Restrictions on testing
Carrier testing is limited to adults over the age of 16. Predictive testing for newborns is available only when both CF mutations in the family have been identified.
Tests offered
- Diagnostic test
- Diagnostic tests for patients with clinical symptoms suggestive of CF.
- Carrier detection
- Carrier detection for patients over the age of 16 with a family history of CF and/or a partner with the same.
- Prenatal diagnosis
- Prenatal diagnosis in cases where the mutations in both parents have been characterised.
- Predictive test
- Predictive testing for newborn babies when both CF mutations have been identified in the family.
Tests available include:
- Screen of the 11 ‘common’ Irish mutations:
F508del, R117H, I507del, G542X, G551D, R560T, N1303K, R352Q, 1717-1GA, 621+1GT and R553X. - Intron 8 poly T tract variant - Screened in CBAVD cases and when the R117H mutation has been identified.
Samples required
1-5ml blood in EDTA anticoagulant.
Sensitivity of tests
Estimated sensitivity of the routine 11 mutation CF screen is 92.5%.
Interpretation
Results are given in the form of an interpretative report.
- The presence of two mutations confirms a diagnosis of CF.
- Approximately 1% of true CF affecteds in the Irish population would be expected to give a negative result for the above 11 mutation screen.

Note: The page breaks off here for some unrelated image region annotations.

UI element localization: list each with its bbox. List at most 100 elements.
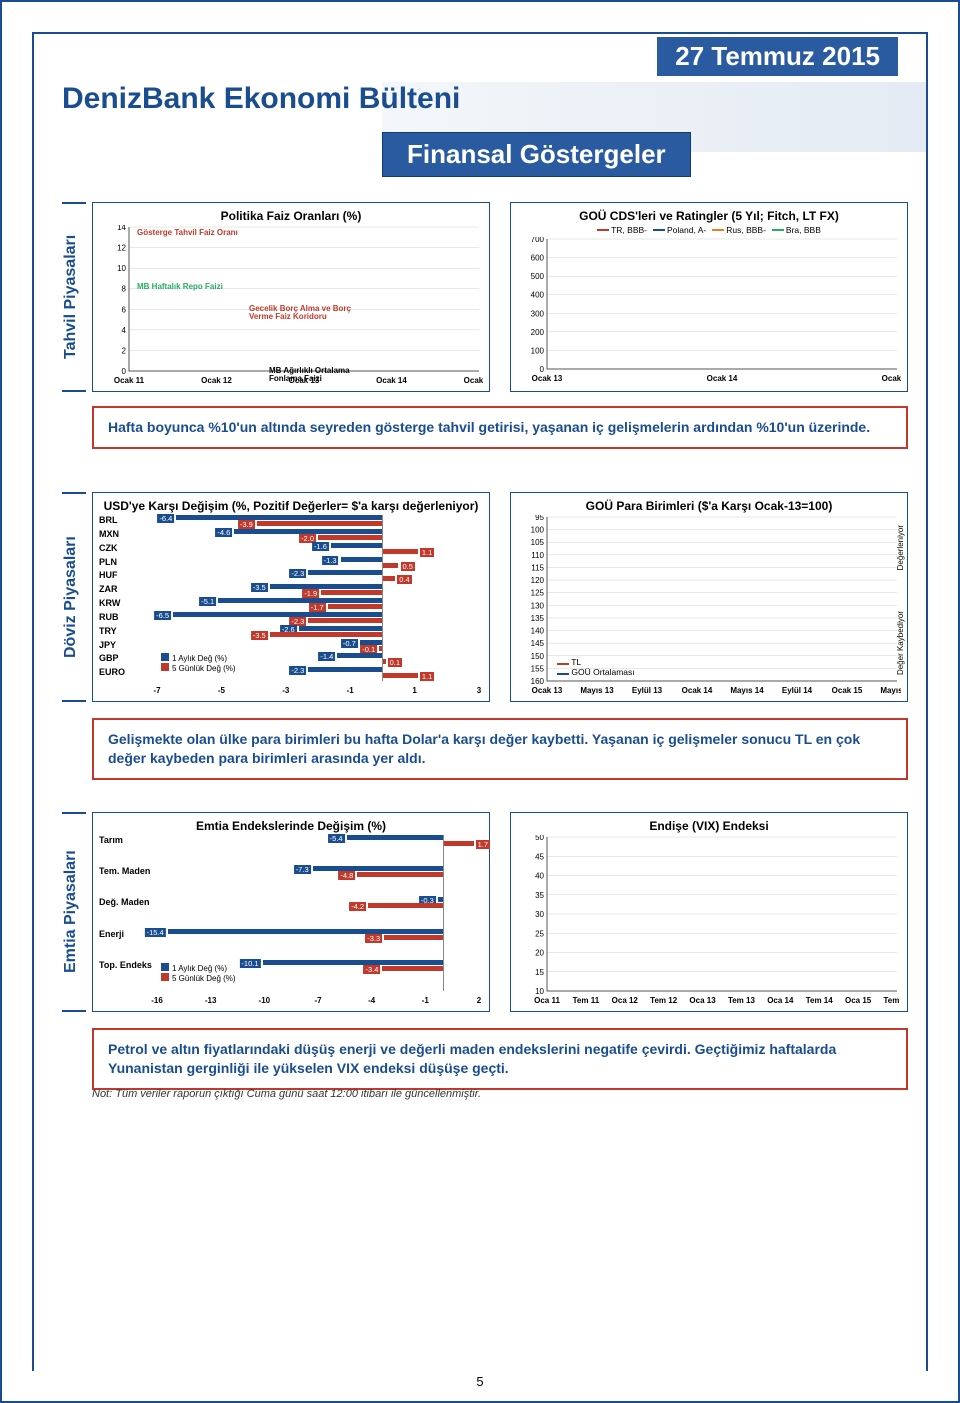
svg-text:10: 10 <box>535 987 544 996</box>
x-tick: -1 <box>347 686 354 695</box>
hbar-value: -1.3 <box>322 556 339 565</box>
hbar-value: -1.6 <box>312 542 329 551</box>
svg-text:125: 125 <box>531 589 545 598</box>
hbar <box>308 618 382 623</box>
svg-text:12: 12 <box>117 244 126 253</box>
svg-text:160: 160 <box>531 677 545 686</box>
svg-text:Ocak 15: Ocak 15 <box>464 376 483 385</box>
chart-politika-faiz: Politika Faiz Oranları (%) 02468101214Oc… <box>92 202 490 392</box>
hbar <box>347 835 444 840</box>
x-tick: -16 <box>151 996 163 1005</box>
hbar-value: -5.4 <box>328 834 345 843</box>
svg-text:95: 95 <box>535 515 544 522</box>
svg-text:50: 50 <box>535 835 544 842</box>
svg-text:140: 140 <box>531 627 545 636</box>
svg-text:100: 100 <box>531 346 545 355</box>
svg-text:14: 14 <box>117 225 126 232</box>
hbar-label: Tem. Maden <box>99 866 157 876</box>
hbar-value: -3.4 <box>363 965 380 974</box>
hbar <box>337 653 382 658</box>
hbar-value: -3.3 <box>365 934 382 943</box>
svg-text:40: 40 <box>535 872 544 881</box>
legend-item: 5 Günlük Değ (%) <box>161 663 236 673</box>
svg-text:Ocak 11: Ocak 11 <box>114 376 145 385</box>
hbar <box>443 841 473 846</box>
hbar-label: PLN <box>99 557 157 567</box>
x-tick: -7 <box>153 686 160 695</box>
legend-item: GOÜ Ortalaması <box>557 667 635 677</box>
legend-item: Bra, BBB <box>772 225 821 235</box>
hbar-value: -10.1 <box>239 959 260 968</box>
svg-text:45: 45 <box>535 852 544 861</box>
x-tick: 1 <box>412 686 416 695</box>
chart1-annotation: MB Ağırlıklı Ortalama Fonlama Faizi <box>269 367 379 383</box>
hbar-value: -3.5 <box>251 583 268 592</box>
hbar <box>384 935 443 940</box>
commentary-tahvil: Hafta boyunca %10'un altında seyreden gö… <box>92 406 908 449</box>
hbar <box>257 521 383 526</box>
hbar <box>313 866 444 871</box>
chart-cds-ratings: GOÜ CDS'leri ve Ratingler (5 Yıl; Fitch,… <box>510 202 908 392</box>
svg-text:135: 135 <box>531 614 545 623</box>
hbar-value: -1.4 <box>318 652 335 661</box>
x-tick: -4 <box>368 996 375 1005</box>
svg-text:20: 20 <box>535 949 544 958</box>
chart5-title: Emtia Endekslerinde Değişim (%) <box>99 819 483 833</box>
svg-text:Tem 11: Tem 11 <box>573 996 600 1005</box>
hbar-label: Top. Endeks <box>99 960 157 970</box>
hbar <box>308 667 382 672</box>
svg-text:Ocak 13: Ocak 13 <box>532 686 563 695</box>
hbar-value: -4.6 <box>215 528 232 537</box>
legend-item: 1 Aylık Değ (%) <box>161 653 236 663</box>
hbar <box>176 515 382 520</box>
svg-text:Ocak 13: Ocak 13 <box>532 374 563 383</box>
footnote: Not: Tüm veriler raporun çıktığı Cuma gü… <box>92 1088 481 1100</box>
hbar-value: -15.4 <box>145 928 166 937</box>
svg-text:8: 8 <box>122 285 127 294</box>
hbar <box>218 598 382 603</box>
hbar <box>382 576 395 581</box>
svg-text:Mayıs 15: Mayıs 15 <box>880 686 901 695</box>
svg-text:Tem 15: Tem 15 <box>884 996 901 1005</box>
hbar <box>382 673 417 678</box>
hbar-value: 0.1 <box>388 658 402 667</box>
hbar <box>341 557 383 562</box>
hbar-value: 1.1 <box>420 672 434 681</box>
x-tick: -3 <box>282 686 289 695</box>
hbar-value: -1.9 <box>302 589 319 598</box>
svg-text:400: 400 <box>531 291 545 300</box>
svg-text:0: 0 <box>540 365 545 374</box>
hbar-value: -3.5 <box>251 631 268 640</box>
svg-text:6: 6 <box>122 305 127 314</box>
x-tick: -10 <box>259 996 271 1005</box>
svg-text:Ocak 15: Ocak 15 <box>882 374 901 383</box>
chart1-title: Politika Faiz Oranları (%) <box>99 209 483 223</box>
svg-text:Ocak 12: Ocak 12 <box>201 376 232 385</box>
chart1-annotation: Gecelik Borç Alma ve Borç Verme Faiz Kor… <box>249 305 359 321</box>
svg-text:145: 145 <box>531 639 545 648</box>
chart-gou-para: GOÜ Para Birimleri ($'a Karşı Ocak-13=10… <box>510 492 908 702</box>
svg-text:0: 0 <box>122 367 127 376</box>
hbar-value: 0.4 <box>397 575 411 584</box>
x-tick: -13 <box>205 996 217 1005</box>
hbar-label: HUF <box>99 570 157 580</box>
svg-text:700: 700 <box>531 237 545 244</box>
hbar <box>368 903 443 908</box>
hbar-value: 1.7 <box>476 840 490 849</box>
svg-text:Ocak 14: Ocak 14 <box>707 374 738 383</box>
hbar-value: -7.3 <box>294 865 311 874</box>
hbar-value: -5.1 <box>199 597 216 606</box>
hbar <box>168 929 443 934</box>
ylabel-right: Değerleniyor <box>896 525 905 570</box>
svg-text:15: 15 <box>535 968 544 977</box>
hbar-value: -2.3 <box>289 569 306 578</box>
hbar-label: Tarım <box>99 835 157 845</box>
vlabel-emtia: Emtia Piyasaları <box>62 812 86 1012</box>
chart-usd-degisim: USD'ye Karşı Değişim (%, Pozitif Değerle… <box>92 492 490 702</box>
chart4-title: GOÜ Para Birimleri ($'a Karşı Ocak-13=10… <box>517 499 901 513</box>
svg-text:Oca 13: Oca 13 <box>689 996 716 1005</box>
hbar-value: 0.5 <box>401 562 415 571</box>
svg-text:105: 105 <box>531 538 545 547</box>
hbar-value: -0.7 <box>341 639 358 648</box>
chart1-annotation: MB Haftalık Repo Faizi <box>137 283 223 291</box>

In these cases (and in cases where only one mutation has been identified), where CF is clinically indicated (eg positive sweat test), samples will be screened for the presence of rare mutations (see Further tests).

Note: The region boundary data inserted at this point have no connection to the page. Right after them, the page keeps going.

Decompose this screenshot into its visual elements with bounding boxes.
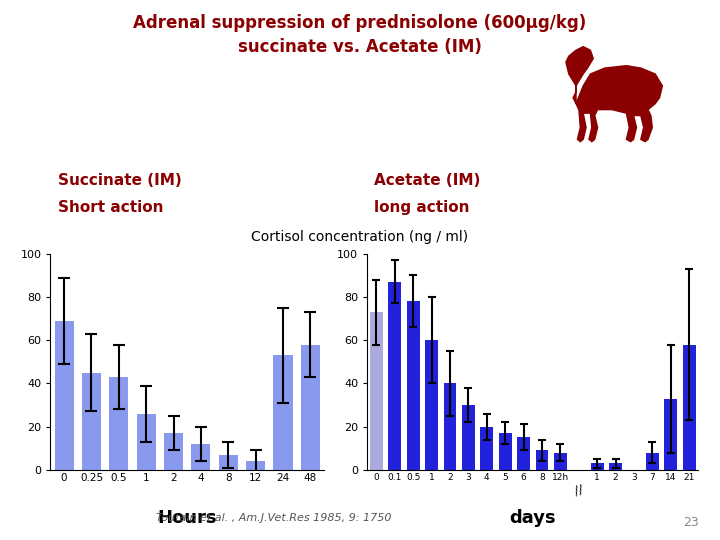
Text: Cortisol concentration (ng / ml): Cortisol concentration (ng / ml) [251, 230, 469, 244]
Text: Succinate (IM): Succinate (IM) [58, 173, 181, 188]
Bar [444, 383, 456, 470]
Bar [665, 399, 678, 470]
Text: Short action: Short action [58, 200, 163, 215]
Text: Hours: Hours [158, 509, 217, 526]
Bar [554, 453, 567, 470]
Bar [499, 433, 512, 470]
Bar [536, 450, 549, 470]
Bar [137, 414, 156, 470]
Bar [517, 437, 530, 470]
Bar [609, 463, 622, 470]
Bar [274, 355, 292, 470]
Text: //: // [573, 483, 585, 497]
Bar [370, 312, 383, 470]
Bar [301, 345, 320, 470]
Bar [425, 340, 438, 470]
Bar [219, 455, 238, 470]
Text: days: days [510, 509, 556, 526]
Bar [646, 453, 659, 470]
Bar [590, 463, 603, 470]
Bar [683, 345, 696, 470]
Bar [55, 321, 73, 470]
Bar [164, 433, 183, 470]
Bar [82, 373, 101, 470]
Text: Acetate (IM): Acetate (IM) [374, 173, 481, 188]
Text: 23: 23 [683, 516, 698, 529]
Bar [109, 377, 128, 470]
Bar [192, 444, 210, 470]
Text: long action: long action [374, 200, 470, 215]
Bar [462, 405, 475, 470]
Text: Toutain et al. , Am.J.Vet.Res 1985, 9: 1750: Toutain et al. , Am.J.Vet.Res 1985, 9: 1… [156, 513, 392, 523]
Bar [388, 282, 401, 470]
Bar [407, 301, 420, 470]
Bar [480, 427, 493, 470]
Polygon shape [566, 46, 662, 141]
Text: Adrenal suppression of prednisolone (600μg/kg)
succinate vs. Acetate (IM): Adrenal suppression of prednisolone (600… [133, 14, 587, 57]
Bar [246, 461, 265, 470]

- The presence of one mutation in referrals for carrier status determination, confirms a carrier diagnosis for CF.
- The absence of all of the 11 Irish mutations in referrals for carrier status determination (in the absence of a family history of CF; or in the presence of a family history of CF, where the family mutations are included in the 11 mutation panel) reduces the risk of being a carrier from ~1/19 (Irish population risk) to less than 1%.
- Carrier results for a couple are reported as a joint report, and their risk of having an affected child is stated.
| Mother/Father | Affected | Carrier | 11 Irish mutations absent |
|---|---|---|---|
| Affected | 1 | 1/2 | ~ 1/500 |
| Carrier | 1/2 | 1/4 | ~ 1/1000 |
| 11 Irish mutations absent | ~ 1/500 | ~ 1/1000 | ~ 1/250000 |
- CBAVD
-
- All 11 Irish mutations absent: Presence of rare CF mutations is assumed in cases where CBAVD has been diagnosed.
- One mutation identified: As above.
- 5T/5T (interpretation is difficult, as this allele is present in 5% of the normal population). The 5T variant has been shown to be associated with CBAVD. Some studies suggest that the 5T variant may be a CF mutation in its own right, causing disease with partial penetrance.
- R117H/5T
-
- R117H is a mild mutation when inherited alongside a classical CF mutation, disease severity may be increased with the presence of 5T downstream.
Target reporting times
- Routine Diagnostic and Carrier tests:
- Indicative times for routine testing are listed on the Molecular Genetics section of the website.
- Urgent Diagnostic and Carrier tests:
- Verbal result available in 1-2 weeks.
- Prenatal diagnosis (CVS):
- Result available in 2 weeks.
- Prenatal diagnosis (Amniocentesis):
- Result available in 4 weeks.
Please Contact Us if you have not received a report within a week of your patient being due back in clinic.
Requests for copies of reports on the day that your patient is in clinic cannot normally be accommodated.
Further tests
In cases where there is a positive sweat test, but where both CF mutations have not been identified by the 11-mutation screen; samples can be added to a panel for analysis by dHPLC and sequencing.
This is a research collaboration with Professor Claude Ferec, Brest, France and results can take many months.
Our collaborative work in this area has recently been published.